Reid was born in Glasgow and started his career as a youth player at Nottingham Forest. However he was unable to secure a senior contract.

He joined Dundee United in July 1970, making his senior debut the following month. Despite an impressive early impact, including scoring against Grasshoppers in the Inter-Cities Fairs Cup, he spent most of his three years at the club playing in the reserves. Reid played in 12 league matches for the Tannadice Park club and scored 3 goals.
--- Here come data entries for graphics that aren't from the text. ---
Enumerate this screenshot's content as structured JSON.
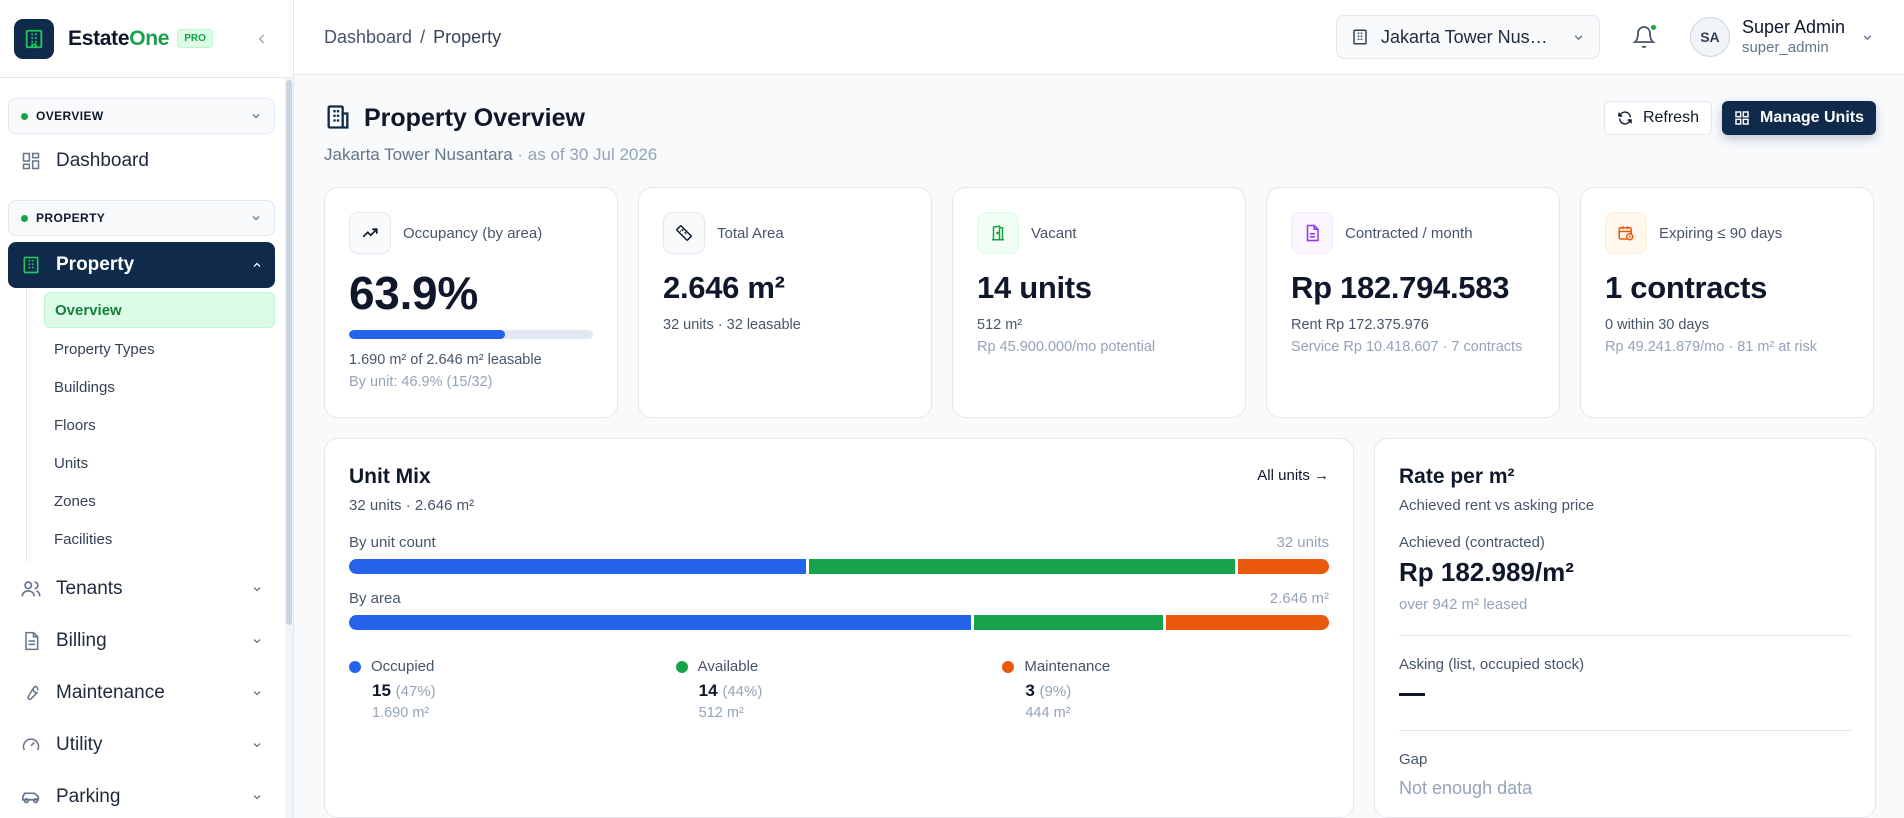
{
  "brand": {
    "name_a": "Estate",
    "name_b": "One",
    "badge": "PRO"
  },
  "sidebar": {
    "groups": [
      {
        "label": "OVERVIEW"
      },
      {
        "label": "PROPERTY"
      }
    ],
    "dashboard": "Dashboard",
    "property": "Property",
    "property_sub": [
      "Overview",
      "Property Types",
      "Buildings",
      "Floors",
      "Units",
      "Zones",
      "Facilities"
    ],
    "items": [
      {
        "label": "Tenants",
        "icon": "users-icon"
      },
      {
        "label": "Billing",
        "icon": "document-icon"
      },
      {
        "label": "Maintenance",
        "icon": "wrench-icon"
      },
      {
        "label": "Utility",
        "icon": "gauge-icon"
      },
      {
        "label": "Parking",
        "icon": "car-icon"
      }
    ]
  },
  "header": {
    "breadcrumb": [
      "Dashboard",
      "Property"
    ],
    "property_select": "Jakarta Tower Nusantara",
    "user_initials": "SA",
    "user_name": "Super Admin",
    "user_handle": "super_admin"
  },
  "page": {
    "title": "Property Overview",
    "subtitle_name": "Jakarta Tower Nusantara",
    "subtitle_date": " · as of 30 Jul 2026",
    "refresh_label": "Refresh",
    "manage_label": "Manage Units"
  },
  "cards": {
    "occupancy": {
      "label": "Occupancy (by area)",
      "value": "63.9%",
      "progress": 0.639,
      "line1": "1.690 m² of 2.646 m² leasable",
      "line2": "By unit: 46.9% (15/32)"
    },
    "area": {
      "label": "Total Area",
      "value": "2.646 m²",
      "line1": "32 units · 32 leasable"
    },
    "vacant": {
      "label": "Vacant",
      "value": "14 units",
      "line1": "512 m²",
      "line2": "Rp 45.900.000/mo potential"
    },
    "contracted": {
      "label": "Contracted / month",
      "value": "Rp 182.794.583",
      "line1": "Rent Rp 172.375.976",
      "line2": "Service Rp 10.418.607 · 7 contracts"
    },
    "expiring": {
      "label": "Expiring ≤ 90 days",
      "value": "1 contracts",
      "line1": "0 within 30 days",
      "line2": "Rp 49.241.879/mo · 81 m² at risk"
    }
  },
  "unit_mix": {
    "title": "Unit Mix",
    "subtitle": "32 units · 2.646 m²",
    "link": "All units",
    "by_count_label": "By unit count",
    "by_count_total": "32 units",
    "by_area_label": "By area",
    "by_area_total": "2.646 m²",
    "count_shares": [
      15,
      14,
      3
    ],
    "area_shares": [
      1690,
      512,
      444
    ],
    "colors": [
      "#2563eb",
      "#16a34a",
      "#ea580c"
    ],
    "legend": [
      {
        "name": "Occupied",
        "count": "15",
        "pct": "(47%)",
        "area": "1.690 m²"
      },
      {
        "name": "Available",
        "count": "14",
        "pct": "(44%)",
        "area": "512 m²"
      },
      {
        "name": "Maintenance",
        "count": "3",
        "pct": "(9%)",
        "area": "444 m²"
      }
    ]
  },
  "rate": {
    "title": "Rate per m²",
    "subtitle": "Achieved rent vs asking price",
    "achieved_label": "Achieved (contracted)",
    "achieved_value": "Rp 182.989/m²",
    "achieved_note": "over 942 m² leased",
    "asking_label": "Asking (list, occupied stock)",
    "gap_label": "Gap",
    "gap_value": "Not enough data"
  }
}
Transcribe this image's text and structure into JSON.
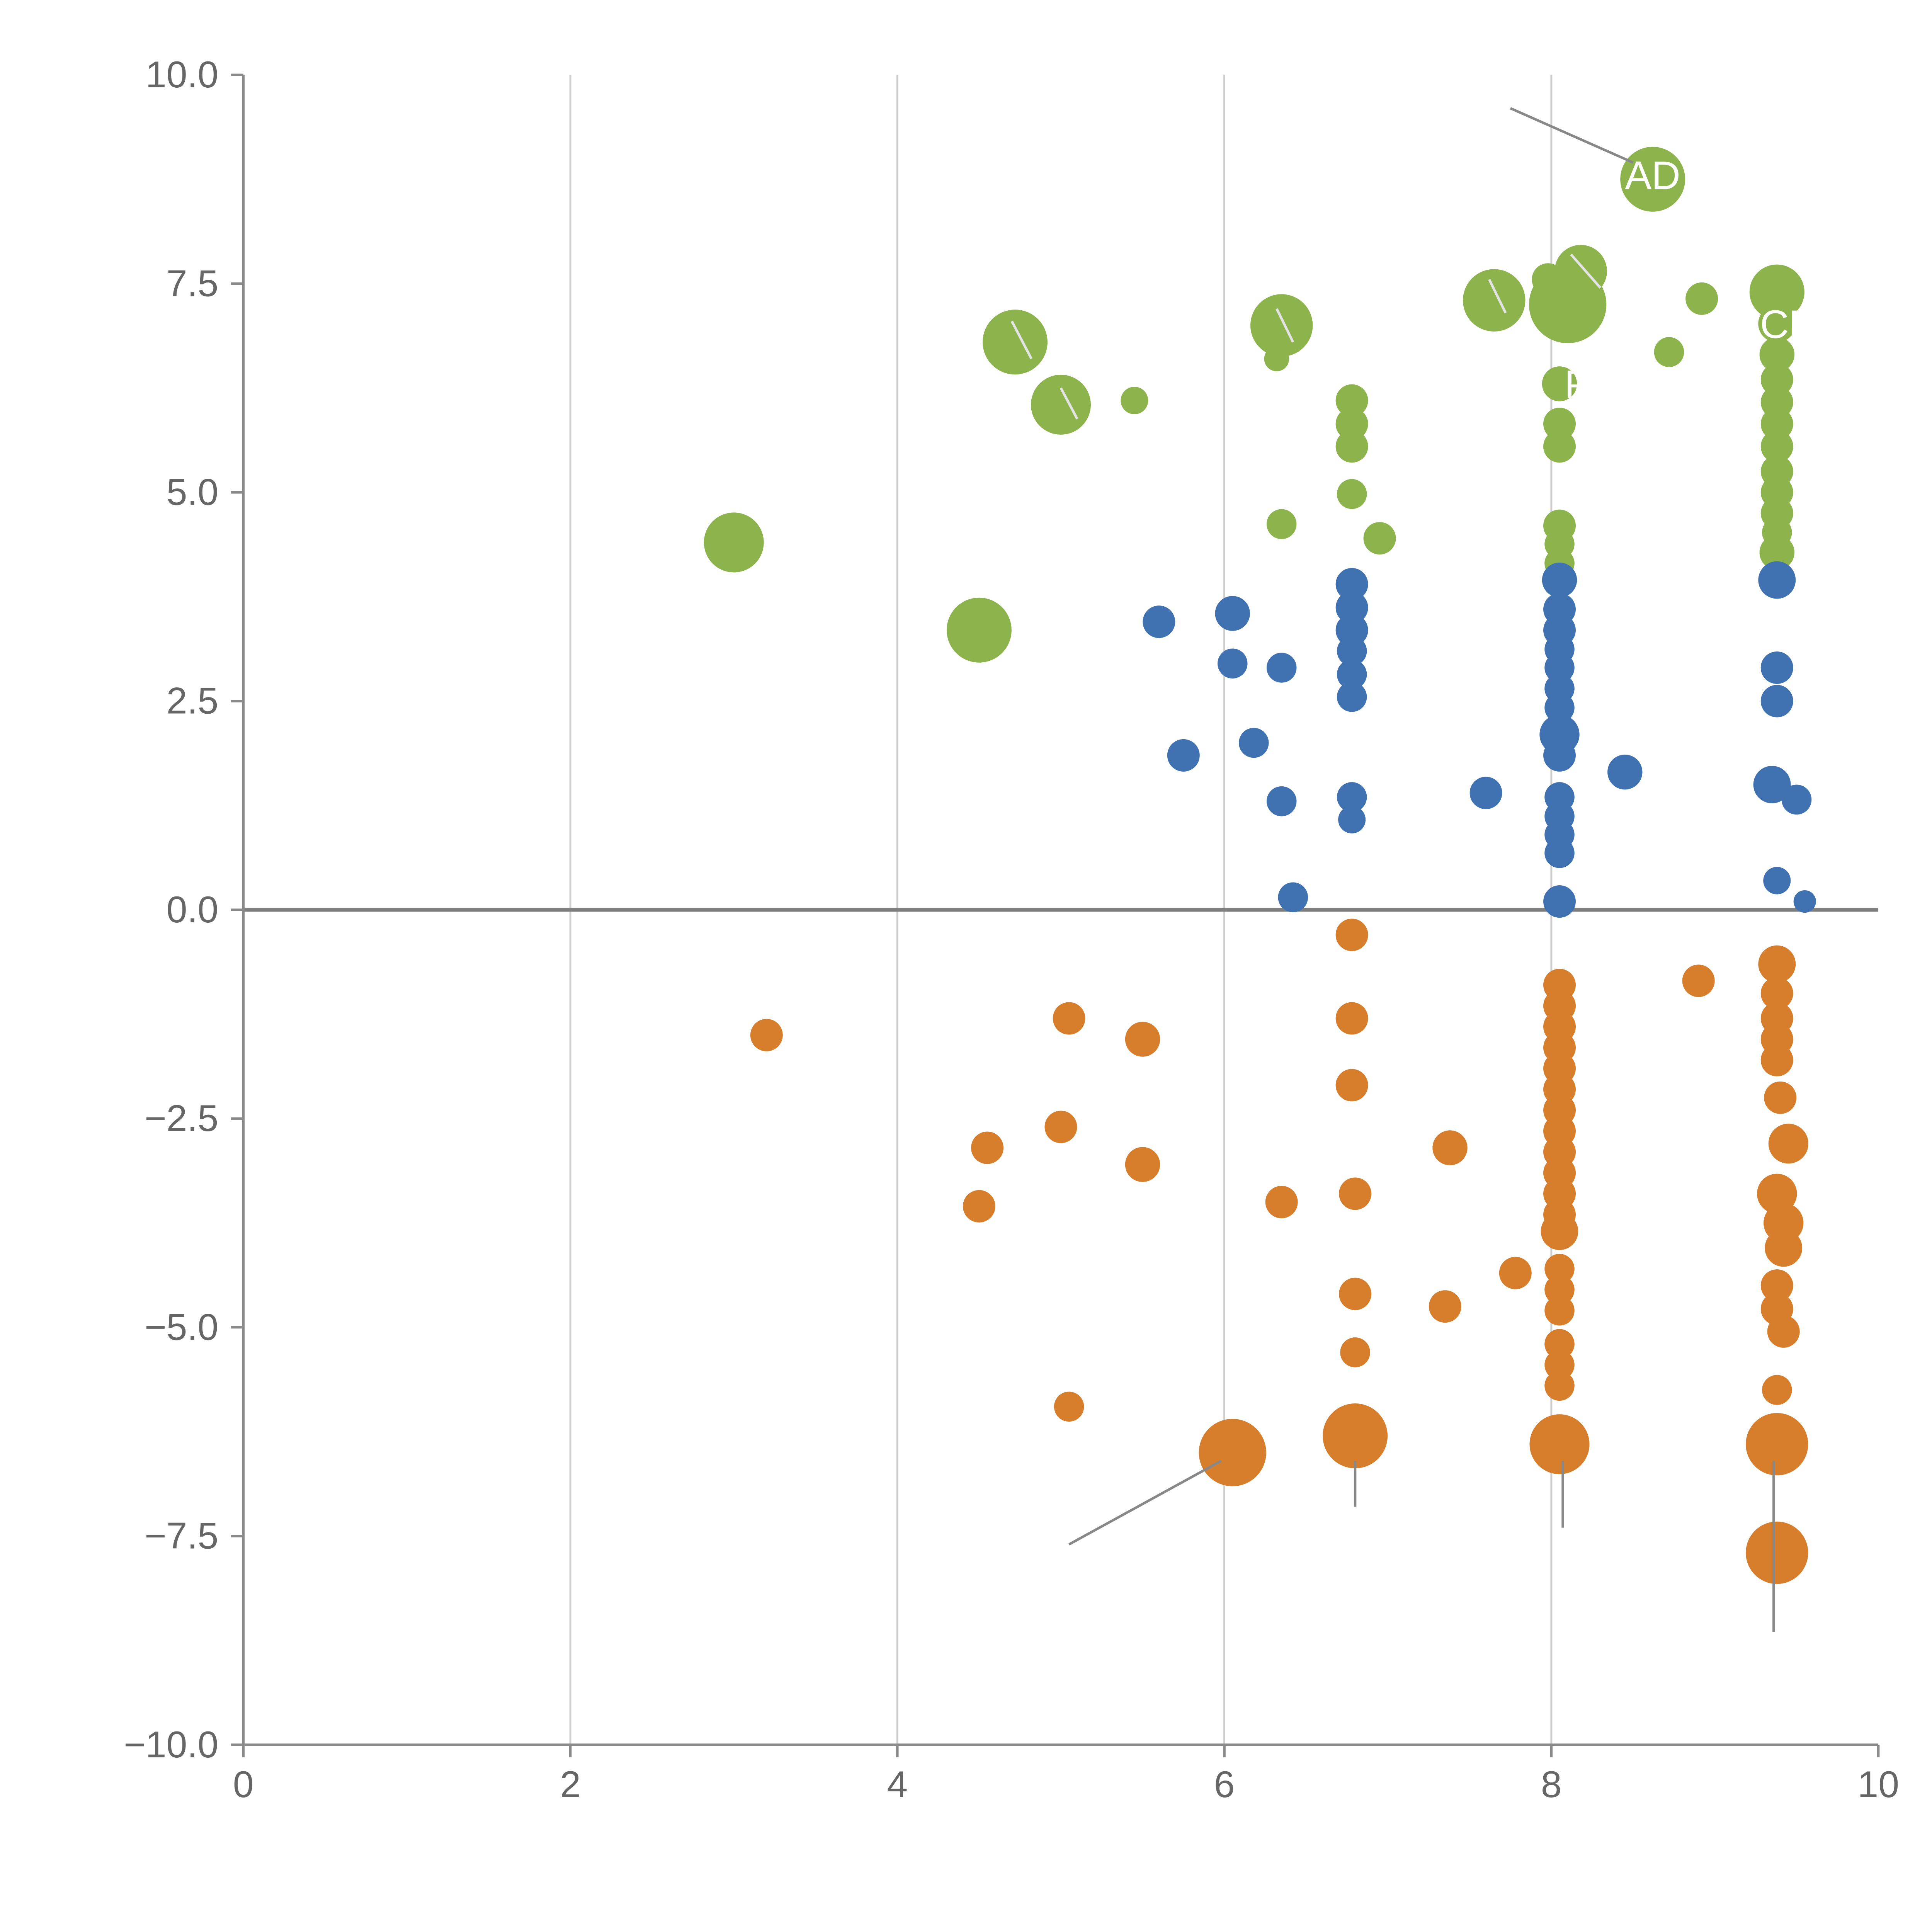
{
  "chart_data": {
    "type": "scatter",
    "title": "",
    "xlabel": "",
    "ylabel": "",
    "xlim": [
      0,
      10
    ],
    "ylim": [
      -10,
      10
    ],
    "x_ticks": [
      0,
      2,
      4,
      6,
      8,
      10
    ],
    "x_tick_labels": [
      "0",
      "2",
      "4",
      "6",
      "8",
      "10"
    ],
    "y_ticks": [
      -10,
      -7.5,
      -5,
      -2.5,
      0,
      2.5,
      5,
      7.5,
      10
    ],
    "y_tick_labels": [
      "−10.0",
      "−7.5",
      "−5.0",
      "−2.5",
      "0.0",
      "2.5",
      "5.0",
      "7.5",
      "10.0"
    ],
    "grid": {
      "vertical_lines": [
        2,
        4,
        6,
        8
      ],
      "zero_line_y": 0,
      "horizontal_lines": []
    },
    "legend": "none",
    "colors": {
      "green": "#8db34d",
      "blue": "#4072b2",
      "orange": "#d67e2c",
      "grid": "#cccccc",
      "axis": "#8a8a8a",
      "zero_line": "#808080",
      "tick_label": "#666666",
      "gray": "#888888",
      "light": "#e3e3e3",
      "label_text": "#ffffff"
    },
    "series": [
      {
        "name": "green",
        "color_key": "green",
        "points": [
          [
            3.0,
            4.4,
            24
          ],
          [
            4.5,
            3.35,
            26
          ],
          [
            4.72,
            6.8,
            26
          ],
          [
            5.0,
            6.05,
            24
          ],
          [
            5.45,
            6.1,
            11
          ],
          [
            6.35,
            7.0,
            25
          ],
          [
            6.32,
            6.6,
            10
          ],
          [
            6.35,
            4.62,
            12
          ],
          [
            6.78,
            6.1,
            13
          ],
          [
            6.78,
            5.82,
            13
          ],
          [
            6.78,
            5.55,
            13
          ],
          [
            6.78,
            4.98,
            12
          ],
          [
            6.95,
            4.45,
            13
          ],
          [
            7.65,
            7.3,
            25
          ],
          [
            7.98,
            7.55,
            13
          ],
          [
            8.1,
            7.25,
            31
          ],
          [
            8.18,
            7.65,
            21
          ],
          [
            8.05,
            6.3,
            14
          ],
          [
            8.05,
            5.82,
            13
          ],
          [
            8.05,
            5.55,
            13
          ],
          [
            8.05,
            4.6,
            13
          ],
          [
            8.05,
            4.38,
            12
          ],
          [
            8.05,
            4.15,
            12
          ],
          [
            8.62,
            8.75,
            26
          ],
          [
            8.72,
            6.68,
            12
          ],
          [
            8.92,
            7.32,
            13
          ],
          [
            9.38,
            7.4,
            22
          ],
          [
            9.38,
            7.02,
            15
          ],
          [
            9.38,
            6.65,
            14
          ],
          [
            9.38,
            6.35,
            13
          ],
          [
            9.38,
            6.08,
            13
          ],
          [
            9.38,
            5.82,
            13
          ],
          [
            9.38,
            5.55,
            13
          ],
          [
            9.38,
            5.25,
            13
          ],
          [
            9.38,
            5.0,
            13
          ],
          [
            9.38,
            4.75,
            13
          ],
          [
            9.38,
            4.52,
            12
          ],
          [
            9.38,
            4.28,
            14
          ]
        ]
      },
      {
        "name": "blue",
        "color_key": "blue",
        "points": [
          [
            5.6,
            3.45,
            13
          ],
          [
            5.75,
            1.85,
            13
          ],
          [
            6.05,
            3.55,
            14
          ],
          [
            6.05,
            2.95,
            12
          ],
          [
            6.18,
            2.0,
            12
          ],
          [
            6.35,
            2.9,
            12
          ],
          [
            6.35,
            1.3,
            12
          ],
          [
            6.42,
            0.15,
            12
          ],
          [
            6.78,
            3.9,
            13
          ],
          [
            6.78,
            3.62,
            13
          ],
          [
            6.78,
            3.35,
            13
          ],
          [
            6.78,
            3.1,
            12
          ],
          [
            6.78,
            2.82,
            12
          ],
          [
            6.78,
            2.55,
            12
          ],
          [
            6.78,
            1.35,
            12
          ],
          [
            6.78,
            1.08,
            11
          ],
          [
            7.6,
            1.4,
            13
          ],
          [
            8.05,
            3.95,
            14
          ],
          [
            8.05,
            3.6,
            13
          ],
          [
            8.05,
            3.35,
            13
          ],
          [
            8.05,
            3.12,
            12
          ],
          [
            8.05,
            2.9,
            12
          ],
          [
            8.05,
            2.65,
            12
          ],
          [
            8.05,
            2.42,
            12
          ],
          [
            8.05,
            2.1,
            16
          ],
          [
            8.05,
            1.85,
            13
          ],
          [
            8.05,
            1.35,
            12
          ],
          [
            8.05,
            1.12,
            12
          ],
          [
            8.05,
            0.9,
            12
          ],
          [
            8.05,
            0.68,
            12
          ],
          [
            8.05,
            0.1,
            13
          ],
          [
            8.45,
            1.65,
            14
          ],
          [
            9.38,
            3.95,
            15
          ],
          [
            9.38,
            2.9,
            13
          ],
          [
            9.38,
            2.5,
            13
          ],
          [
            9.35,
            1.5,
            15
          ],
          [
            9.5,
            1.32,
            12
          ],
          [
            9.38,
            0.35,
            11
          ],
          [
            9.55,
            0.1,
            9
          ]
        ]
      },
      {
        "name": "orange",
        "color_key": "orange",
        "points": [
          [
            3.2,
            -1.5,
            13
          ],
          [
            4.55,
            -2.85,
            13
          ],
          [
            4.5,
            -3.55,
            13
          ],
          [
            5.05,
            -1.3,
            13
          ],
          [
            5.0,
            -2.6,
            13
          ],
          [
            5.05,
            -5.95,
            12
          ],
          [
            5.5,
            -1.55,
            14
          ],
          [
            5.5,
            -3.05,
            14
          ],
          [
            6.05,
            -6.5,
            27
          ],
          [
            6.35,
            -3.5,
            13
          ],
          [
            6.78,
            -0.3,
            13
          ],
          [
            6.78,
            -1.3,
            13
          ],
          [
            6.78,
            -2.1,
            13
          ],
          [
            6.8,
            -3.4,
            13
          ],
          [
            6.8,
            -4.6,
            13
          ],
          [
            6.8,
            -5.3,
            12
          ],
          [
            6.8,
            -6.3,
            26
          ],
          [
            7.38,
            -2.85,
            14
          ],
          [
            7.35,
            -4.75,
            13
          ],
          [
            7.78,
            -4.35,
            13
          ],
          [
            8.05,
            -0.9,
            13
          ],
          [
            8.05,
            -1.15,
            13
          ],
          [
            8.05,
            -1.4,
            13
          ],
          [
            8.05,
            -1.65,
            13
          ],
          [
            8.05,
            -1.9,
            13
          ],
          [
            8.05,
            -2.15,
            13
          ],
          [
            8.05,
            -2.4,
            13
          ],
          [
            8.05,
            -2.65,
            13
          ],
          [
            8.05,
            -2.9,
            13
          ],
          [
            8.05,
            -3.15,
            13
          ],
          [
            8.05,
            -3.4,
            13
          ],
          [
            8.05,
            -3.65,
            13
          ],
          [
            8.05,
            -3.85,
            15
          ],
          [
            8.05,
            -4.3,
            12
          ],
          [
            8.05,
            -4.55,
            12
          ],
          [
            8.05,
            -4.8,
            12
          ],
          [
            8.05,
            -5.2,
            12
          ],
          [
            8.05,
            -5.45,
            12
          ],
          [
            8.05,
            -5.7,
            12
          ],
          [
            8.05,
            -6.4,
            24
          ],
          [
            8.9,
            -0.85,
            13
          ],
          [
            9.38,
            -0.65,
            15
          ],
          [
            9.38,
            -1.0,
            13
          ],
          [
            9.38,
            -1.3,
            13
          ],
          [
            9.38,
            -1.55,
            13
          ],
          [
            9.38,
            -1.8,
            13
          ],
          [
            9.4,
            -2.25,
            13
          ],
          [
            9.45,
            -2.8,
            16
          ],
          [
            9.38,
            -3.4,
            16
          ],
          [
            9.42,
            -3.75,
            16
          ],
          [
            9.42,
            -4.05,
            15
          ],
          [
            9.38,
            -4.5,
            13
          ],
          [
            9.38,
            -4.78,
            13
          ],
          [
            9.42,
            -5.05,
            13
          ],
          [
            9.38,
            -5.75,
            12
          ],
          [
            9.38,
            -6.4,
            25
          ],
          [
            9.38,
            -7.7,
            25
          ]
        ]
      }
    ],
    "annotations": [
      {
        "text": "AD",
        "x": 8.45,
        "y": 8.78
      },
      {
        "text": "DCP",
        "x": 9.1,
        "y": 7.0
      },
      {
        "text": "P",
        "x": 8.08,
        "y": 6.28
      }
    ],
    "leader_lines": [
      {
        "x1": 7.75,
        "y1": 9.6,
        "x2": 8.5,
        "y2": 8.95,
        "style": "gray"
      },
      {
        "x1": 5.05,
        "y1": -7.6,
        "x2": 5.98,
        "y2": -6.6,
        "style": "gray"
      },
      {
        "x1": 6.8,
        "y1": -6.6,
        "x2": 6.8,
        "y2": -7.15,
        "style": "gray"
      },
      {
        "x1": 8.07,
        "y1": -6.6,
        "x2": 8.07,
        "y2": -7.4,
        "style": "gray"
      },
      {
        "x1": 9.36,
        "y1": -6.6,
        "x2": 9.36,
        "y2": -8.65,
        "style": "gray"
      },
      {
        "x1": 4.7,
        "y1": 7.05,
        "x2": 4.82,
        "y2": 6.6,
        "style": "light"
      },
      {
        "x1": 5.0,
        "y1": 6.25,
        "x2": 5.1,
        "y2": 5.88,
        "style": "light"
      },
      {
        "x1": 6.32,
        "y1": 7.2,
        "x2": 6.42,
        "y2": 6.8,
        "style": "light"
      },
      {
        "x1": 7.62,
        "y1": 7.55,
        "x2": 7.72,
        "y2": 7.15,
        "style": "light"
      },
      {
        "x1": 8.12,
        "y1": 7.85,
        "x2": 8.3,
        "y2": 7.45,
        "style": "light"
      }
    ]
  }
}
Reid signed for Queen of the South in September 1973, having initially turned down the move the previous month. Reid played in 193 matches in all competitions for Queens, with 154 of those being league matches. Reid is tenth equal in Queens all-time goalscoring charts alongside Jimmy Robertson with 89 goals in all competitions, with 79 being league goals. Fellow player Ian McChesney described Reid as 'the player who made things tick'. Reid's Queens career came to an end in January 1977.

He transferred for a fee of £4,000 to Airdrieonians. There he played in 7 league matches and scored 2 goals.

Reid then played with Forfar Athletic. There he played in 29 league matches and scored 7 goals.